Towns in Australia

Exploring Australia, town by town

Fitzroy Crossing WA

Fitzroy Crossing

Postcode: 6765

Fitzroy Crossing is a small town in the Kimberley region of Western Australia, 400 km east of Broome and 300 km west of Halls Creek. It is approximately 2524 km from the state capital of Perth.

The town was gazetted in 1975, but had been shown on maps as early as 1903. It is 114 m above sea level and is surrounded by the vast floodplains of the Fitzroy River. The current population in 2006 of the Fitzroy Crossing area is approximately 1500 people, about 60% of whom are Indigenous Australians. Cattle stations are the main economic occupation.

The Fitzroy River was first explored and named after Captain Robert Fitzroy (a former commander of the HMS Beagle) by Captain Stokes in 1838. However its upper reaches weren’t explored until Alexander Forrest travelled through the area in 1879. Forrest’s reports on the pastoral potential of the area resulted in Solomon Emanuel (a grazier and banker from Goulburn, NSW) founding the Gogo station 20 km downstream from the present day site of Fitzroy Crossing.

The local Aborigines resisted incursions from European pastoralists and the area around Fitzroy Crossing was the subject of some particularly bloody battles including one which resulted in the Aborigines retreating into Geikie Gorge followed by posses of police.

Like so many of the towns in the Kimberley, Fitzroy Crossing sprawls. Without an identifiable town centre, and with some kilometres separating the new highway from the old river crossing, the town is more like a series of loosely connected small settlements that a single community.
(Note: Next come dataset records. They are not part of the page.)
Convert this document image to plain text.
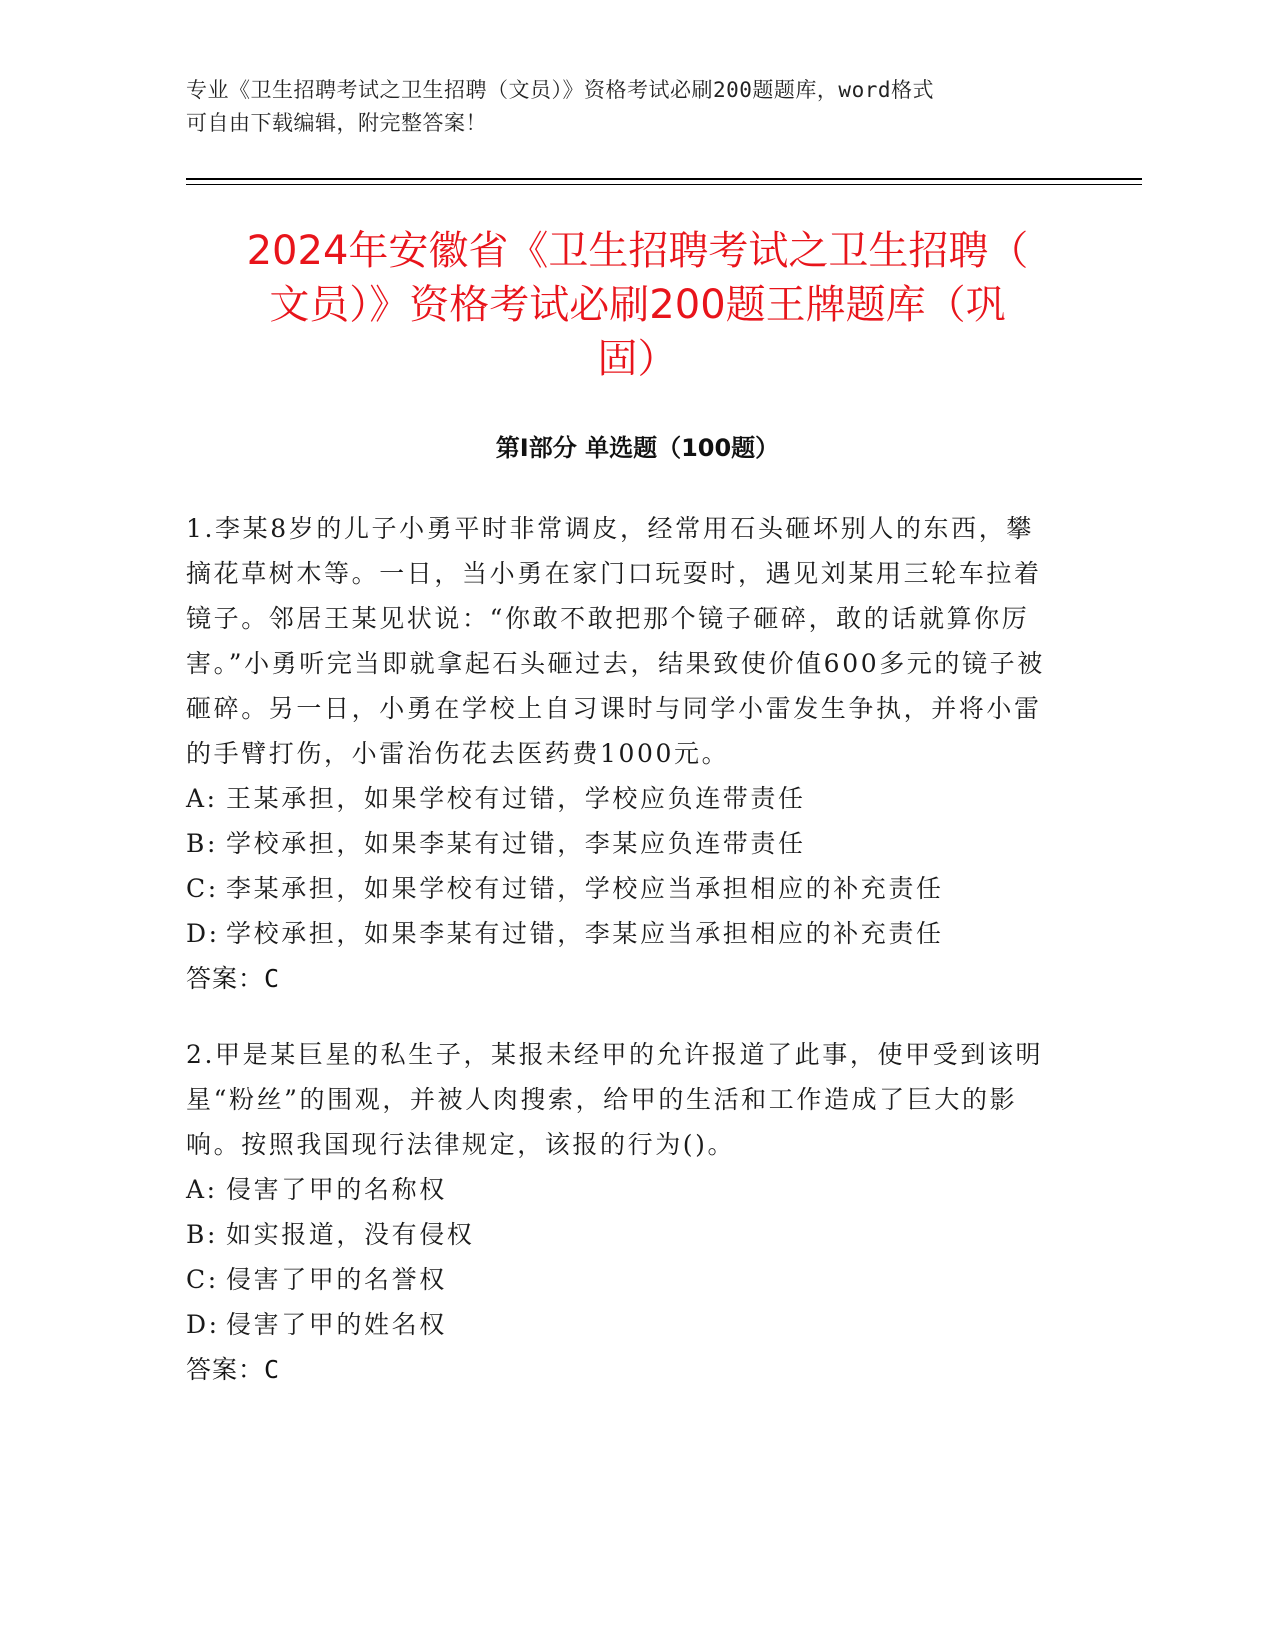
专业《卫生招聘考试之卫生招聘（文员）》资格考试必刷200题题库，word格式
可自由下载编辑，附完整答案！
2024年安徽省《卫生招聘考试之卫生招聘（
文员）》资格考试必刷200题王牌题库（巩
固）
第Ⅰ部分 单选题（100题）

1.李某8岁的儿子小勇平时非常调皮，经常用石头砸坏别人的东西，攀摘花草树木等。一日，当小勇在家门口玩耍时，遇见刘某用三轮车拉着镜子。邻居王某见状说：“你敢不敢把那个镜子砸碎，敢的话就算你厉害。”小勇听完当即就拿起石头砸过去，结果致使价值600多元的镜子被砸碎。另一日，小勇在学校上自习课时与同学小雷发生争执，并将小雷的手臂打伤，小雷治伤花去医药费1000元。

A: 王某承担，如果学校有过错，学校应负连带责任
B: 学校承担，如果李某有过错，李某应负连带责任
C: 李某承担，如果学校有过错，学校应当承担相应的补充责任
D: 学校承担，如果李某有过错，李某应当承担相应的补充责任
答案：C

2.甲是某巨星的私生子，某报未经甲的允许报道了此事，使甲受到该明星“粉丝”的围观，并被人肉搜索，给甲的生活和工作造成了巨大的影响。按照我国现行法律规定，该报的行为()。

A: 侵害了甲的名称权
B: 如实报道，没有侵权
C: 侵害了甲的名誉权
D: 侵害了甲的姓名权
答案：C
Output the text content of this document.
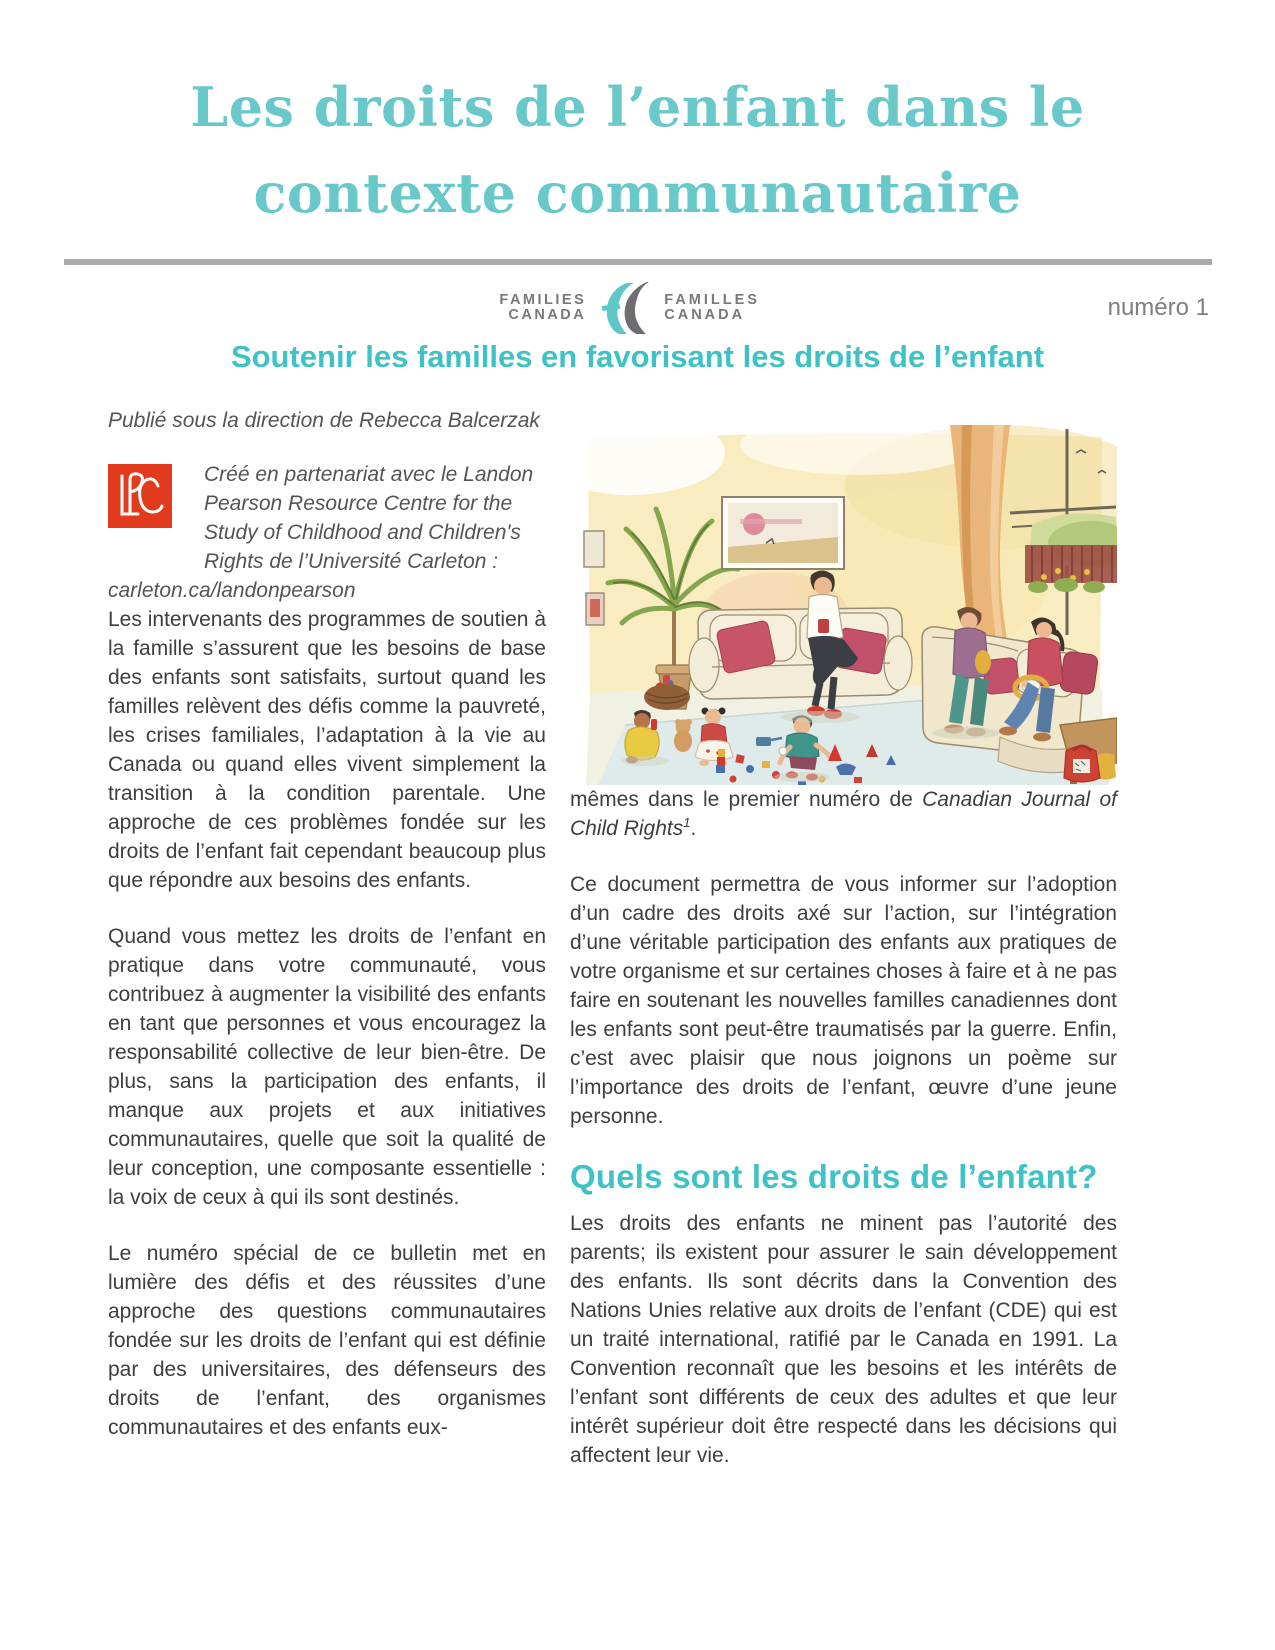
Les droits de l’enfant dans le
contexte communautaire
FAMILIES
CANADA
FAMILLES
CANADA	numéro 1
Soutenir les familles en favorisant les droits de l’enfant

Publié sous la direction de Rebecca Balcerzak

Créé en partenariat avec le Landon Pearson Resource Centre for the Study of Childhood and Children's Rights de l’Université Carleton : carleton.ca/landonpearson

Les intervenants des programmes de soutien à la famille s’assurent que les besoins de base des enfants sont satisfaits, surtout quand les familles relèvent des défis comme la pauvreté, les crises familiales, l’adaptation à la vie au Canada ou quand elles vivent simplement la transition à la condition parentale. Une approche de ces problèmes fondée sur les droits de l’enfant fait cependant beaucoup plus que répondre aux besoins des enfants.

Quand vous mettez les droits de l’enfant en pratique dans votre communauté, vous contribuez à augmenter la visibilité des enfants en tant que personnes et vous encouragez la responsabilité collective de leur bien-être. De plus, sans la participation des enfants, il manque aux projets et aux initiatives communautaires, quelle que soit la qualité de leur conception, une composante essentielle : la voix de ceux à qui ils sont destinés.

Le numéro spécial de ce bulletin met en lumière des défis et des réussites d’une approche des questions communautaires fondée sur les droits de l’enfant qui est définie par des universitaires, des défenseurs des droits de l’enfant, des organismes communautaires et des enfants eux-

mêmes dans le premier numéro de Canadian Journal of Child Rights$^1$.

Ce document permettra de vous informer sur l’adoption d’un cadre des droits axé sur l’action, sur l’intégration d’une véritable participation des enfants aux pratiques de votre organisme et sur certaines choses à faire et à ne pas faire en soutenant les nouvelles familles canadiennes dont les enfants sont peut-être traumatisés par la guerre. Enfin, c’est avec plaisir que nous joignons un poème sur l’importance des droits de l’enfant, œuvre d’une jeune personne.

Quels sont les droits de l’enfant?

Les droits des enfants ne minent pas l’autorité des parents; ils existent pour assurer le sain développement des enfants. Ils sont décrits dans la Convention des Nations Unies relative aux droits de l’enfant (CDE) qui est un traité international, ratifié par le Canada en 1991. La Convention reconnaît que les besoins et les intérêts de l’enfant sont différents de ceux des adultes et que leur intérêt supérieur doit être respecté dans les décisions qui affectent leur vie.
The Fitzroy Crossing region is full of interesting stories but there is perhaps none more ironic and telling that the battle over Noonkanbah Station southwest of the town. In 1979-80 local Aborigines gained control of the station but were almost immediately faced with a claim for mining rights on the property. They opposed a request by Amex to search for oil and the government, instead of respecting the rights of the new owners, brought police into the area to ensure a safe passage for drilling equipment. The issue was widely publicised as an example of the government’s refusal to respect Aboriginal lands. The result: Amex wasted a lot of money and the government were made to look very silly. The rigs found that there was no oil in the area.